Qu'est-ce que l'axe intestin-cerveau et comment se rapporte-t-il à la mémoire ?
Considérez votre intestin comme un 'deuxième cerveau'. L'axe intestin-cerveau est la connexion entre votre intestin et votre cerveau. Lorsque votre intestin n'est pas en bonne santé, cela peut provoquer une inflammation qui affecte votre cerveau, impactant potentiellement la mémoire.
Ce que je mange a-t-il un effet sur ma mémoire ?
Oui, consommer beaucoup d'aliments sucrés et transformés peut avoir un impact négatif sur vos voies cérébrales. En revanche, certains nutriments sont comme du carburant pour votre cerveau, vous aidant à mieux vous concentrer et vous souvenir des choses.
Comment l'activité physique aide-t-elle ma mémoire ?
L'exercice aérobie, comme la course ou la natation, aide votre cerveau à se développer et à rester en bonne santé. L'entraînement en force peut également améliorer votre capacité à planifier et à prendre des décisions, qui sont liées à la mémoire.
La solitude peut-elle affecter ma mémoire ?

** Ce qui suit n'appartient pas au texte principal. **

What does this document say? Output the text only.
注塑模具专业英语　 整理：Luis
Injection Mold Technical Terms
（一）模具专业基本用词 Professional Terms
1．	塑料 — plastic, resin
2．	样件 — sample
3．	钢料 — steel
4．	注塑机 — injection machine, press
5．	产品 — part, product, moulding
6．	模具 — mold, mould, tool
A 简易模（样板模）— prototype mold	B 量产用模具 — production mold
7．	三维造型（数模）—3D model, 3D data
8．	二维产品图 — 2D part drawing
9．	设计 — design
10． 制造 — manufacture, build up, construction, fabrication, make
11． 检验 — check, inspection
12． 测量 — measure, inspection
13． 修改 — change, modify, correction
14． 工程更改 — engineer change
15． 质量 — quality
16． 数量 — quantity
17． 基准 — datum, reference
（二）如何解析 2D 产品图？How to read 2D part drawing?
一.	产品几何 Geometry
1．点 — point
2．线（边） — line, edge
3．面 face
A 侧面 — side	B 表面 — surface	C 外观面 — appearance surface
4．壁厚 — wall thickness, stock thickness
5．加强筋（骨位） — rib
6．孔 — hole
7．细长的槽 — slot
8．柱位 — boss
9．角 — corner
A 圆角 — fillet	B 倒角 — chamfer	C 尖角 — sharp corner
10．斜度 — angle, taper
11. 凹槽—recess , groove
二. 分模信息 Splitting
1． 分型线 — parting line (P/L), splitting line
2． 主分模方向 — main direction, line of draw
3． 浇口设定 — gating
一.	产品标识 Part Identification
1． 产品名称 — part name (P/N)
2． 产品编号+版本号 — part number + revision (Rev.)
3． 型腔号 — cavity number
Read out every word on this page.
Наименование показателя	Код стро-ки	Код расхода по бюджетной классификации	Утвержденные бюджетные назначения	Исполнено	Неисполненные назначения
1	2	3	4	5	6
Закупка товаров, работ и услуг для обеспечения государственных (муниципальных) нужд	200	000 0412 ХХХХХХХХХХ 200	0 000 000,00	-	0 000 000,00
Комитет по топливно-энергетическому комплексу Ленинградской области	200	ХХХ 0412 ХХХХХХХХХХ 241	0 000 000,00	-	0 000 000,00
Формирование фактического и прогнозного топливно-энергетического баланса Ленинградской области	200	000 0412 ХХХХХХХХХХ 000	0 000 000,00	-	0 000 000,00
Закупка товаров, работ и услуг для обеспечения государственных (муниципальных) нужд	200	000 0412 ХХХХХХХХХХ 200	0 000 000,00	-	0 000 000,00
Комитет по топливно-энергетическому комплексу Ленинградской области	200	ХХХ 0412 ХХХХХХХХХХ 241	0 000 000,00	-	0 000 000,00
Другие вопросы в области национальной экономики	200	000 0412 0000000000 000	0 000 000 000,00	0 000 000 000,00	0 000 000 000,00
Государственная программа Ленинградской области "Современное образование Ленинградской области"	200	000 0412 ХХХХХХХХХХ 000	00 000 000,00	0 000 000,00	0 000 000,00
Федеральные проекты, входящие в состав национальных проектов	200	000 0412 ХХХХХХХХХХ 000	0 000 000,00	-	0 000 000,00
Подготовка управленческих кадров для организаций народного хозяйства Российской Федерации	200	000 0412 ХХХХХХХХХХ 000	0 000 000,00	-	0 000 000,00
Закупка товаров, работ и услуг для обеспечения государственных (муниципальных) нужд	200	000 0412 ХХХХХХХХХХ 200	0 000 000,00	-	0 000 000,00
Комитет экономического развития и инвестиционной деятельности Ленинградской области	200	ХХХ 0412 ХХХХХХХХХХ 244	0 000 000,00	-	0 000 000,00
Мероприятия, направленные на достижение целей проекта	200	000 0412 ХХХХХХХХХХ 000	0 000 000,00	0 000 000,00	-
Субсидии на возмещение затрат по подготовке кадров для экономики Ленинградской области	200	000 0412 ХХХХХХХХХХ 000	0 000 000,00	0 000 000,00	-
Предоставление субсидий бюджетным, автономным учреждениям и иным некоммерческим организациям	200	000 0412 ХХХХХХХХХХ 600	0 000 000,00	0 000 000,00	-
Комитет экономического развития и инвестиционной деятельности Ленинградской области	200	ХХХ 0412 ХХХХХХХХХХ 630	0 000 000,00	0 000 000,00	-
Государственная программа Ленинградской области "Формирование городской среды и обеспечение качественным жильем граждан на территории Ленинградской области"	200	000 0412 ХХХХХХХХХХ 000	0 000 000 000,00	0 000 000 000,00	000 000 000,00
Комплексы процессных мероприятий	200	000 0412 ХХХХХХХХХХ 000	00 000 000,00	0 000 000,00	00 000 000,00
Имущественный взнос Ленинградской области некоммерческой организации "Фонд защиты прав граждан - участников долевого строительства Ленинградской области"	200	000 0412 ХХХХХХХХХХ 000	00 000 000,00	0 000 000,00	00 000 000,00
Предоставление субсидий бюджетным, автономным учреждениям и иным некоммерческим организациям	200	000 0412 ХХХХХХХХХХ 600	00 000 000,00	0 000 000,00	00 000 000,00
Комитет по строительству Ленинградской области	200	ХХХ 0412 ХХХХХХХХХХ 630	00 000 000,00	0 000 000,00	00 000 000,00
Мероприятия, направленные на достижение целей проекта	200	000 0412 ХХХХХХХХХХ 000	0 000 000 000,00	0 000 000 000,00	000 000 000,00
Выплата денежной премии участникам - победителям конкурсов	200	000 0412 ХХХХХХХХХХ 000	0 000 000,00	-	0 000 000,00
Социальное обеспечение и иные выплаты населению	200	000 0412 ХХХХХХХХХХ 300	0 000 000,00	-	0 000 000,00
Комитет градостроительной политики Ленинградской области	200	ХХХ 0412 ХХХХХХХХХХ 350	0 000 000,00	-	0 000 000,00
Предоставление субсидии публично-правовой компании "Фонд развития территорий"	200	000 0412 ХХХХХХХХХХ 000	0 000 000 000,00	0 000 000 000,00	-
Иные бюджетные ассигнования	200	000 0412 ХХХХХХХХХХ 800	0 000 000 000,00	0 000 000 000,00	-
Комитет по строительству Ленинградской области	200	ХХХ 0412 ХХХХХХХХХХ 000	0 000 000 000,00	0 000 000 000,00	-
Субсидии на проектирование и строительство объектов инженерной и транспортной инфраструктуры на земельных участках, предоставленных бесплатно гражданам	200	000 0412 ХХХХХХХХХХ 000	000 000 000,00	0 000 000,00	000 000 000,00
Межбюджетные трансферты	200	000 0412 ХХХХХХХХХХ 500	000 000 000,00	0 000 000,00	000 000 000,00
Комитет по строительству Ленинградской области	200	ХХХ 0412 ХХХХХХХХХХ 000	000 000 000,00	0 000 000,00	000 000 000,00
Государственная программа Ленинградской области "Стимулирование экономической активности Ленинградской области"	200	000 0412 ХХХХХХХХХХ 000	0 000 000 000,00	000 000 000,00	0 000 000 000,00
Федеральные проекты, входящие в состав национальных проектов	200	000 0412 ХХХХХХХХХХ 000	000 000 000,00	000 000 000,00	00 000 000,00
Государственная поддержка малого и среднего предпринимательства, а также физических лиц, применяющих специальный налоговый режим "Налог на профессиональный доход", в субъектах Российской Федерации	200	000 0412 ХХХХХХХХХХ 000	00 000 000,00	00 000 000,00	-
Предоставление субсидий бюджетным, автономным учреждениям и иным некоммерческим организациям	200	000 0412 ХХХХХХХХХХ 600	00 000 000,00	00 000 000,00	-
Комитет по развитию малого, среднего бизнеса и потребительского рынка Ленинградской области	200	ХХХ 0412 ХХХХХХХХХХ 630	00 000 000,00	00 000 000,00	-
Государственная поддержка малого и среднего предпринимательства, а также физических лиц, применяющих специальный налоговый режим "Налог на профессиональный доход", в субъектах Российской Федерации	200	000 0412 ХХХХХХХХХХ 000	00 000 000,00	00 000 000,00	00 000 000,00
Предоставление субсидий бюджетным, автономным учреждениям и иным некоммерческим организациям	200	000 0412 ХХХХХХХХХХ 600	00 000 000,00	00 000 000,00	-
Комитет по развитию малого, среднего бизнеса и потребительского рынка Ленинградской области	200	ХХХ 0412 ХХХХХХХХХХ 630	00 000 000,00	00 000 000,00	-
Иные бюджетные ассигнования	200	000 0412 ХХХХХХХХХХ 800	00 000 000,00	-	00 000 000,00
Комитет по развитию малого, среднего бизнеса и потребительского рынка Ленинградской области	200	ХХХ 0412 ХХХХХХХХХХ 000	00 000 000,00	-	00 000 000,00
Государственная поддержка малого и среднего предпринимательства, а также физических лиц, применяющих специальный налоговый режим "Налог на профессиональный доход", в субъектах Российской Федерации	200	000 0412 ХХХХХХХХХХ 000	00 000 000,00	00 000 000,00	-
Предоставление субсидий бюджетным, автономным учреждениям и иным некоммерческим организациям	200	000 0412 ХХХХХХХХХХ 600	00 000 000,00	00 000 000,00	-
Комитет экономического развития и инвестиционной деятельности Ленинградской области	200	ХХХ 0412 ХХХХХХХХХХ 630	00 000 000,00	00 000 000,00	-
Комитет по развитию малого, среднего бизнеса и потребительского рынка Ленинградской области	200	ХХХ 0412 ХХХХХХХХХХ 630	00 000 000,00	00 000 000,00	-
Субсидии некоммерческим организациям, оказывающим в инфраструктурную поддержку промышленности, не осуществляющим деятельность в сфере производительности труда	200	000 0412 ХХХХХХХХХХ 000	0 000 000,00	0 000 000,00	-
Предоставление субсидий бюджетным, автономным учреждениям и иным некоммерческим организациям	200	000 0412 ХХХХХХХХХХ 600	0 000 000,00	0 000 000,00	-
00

Oui, l'isolement social et la solitude peuvent affecter votre santé cognitive. Rester connecté avec les autres est important pour garder votre cerveau alerte et votre mémoire en bon fonctionnement.
Qu'est-ce que le système glymphatique et pourquoi le sommeil est-il important pour lui ?
Le système glymphatique est comme l'équipe de nettoyage de votre cerveau qui travaille pendant que vous dormez. Il élimine les déchets qui s'accumulent durant la journée. Si votre emploi du temps de sommeil est irrégulier, ce processus de nettoyage ne se déroule pas efficacement, ce qui peut nuire à la fonction de votre cerveau.
Quand devrais-je m'inquiéter de la perte de mémoire ?
Vous devriez consulter un médecin si la perte de mémoire commence à interférer avec votre vie quotidienne, comme rendre difficile la gestion de vos finances, suivre des conversations ou effectuer des tâches familières. Il est également conseillé de demander un avis médical si vous constatez des changements significatifs dans la planification, la résolution de problèmes ou l'expression.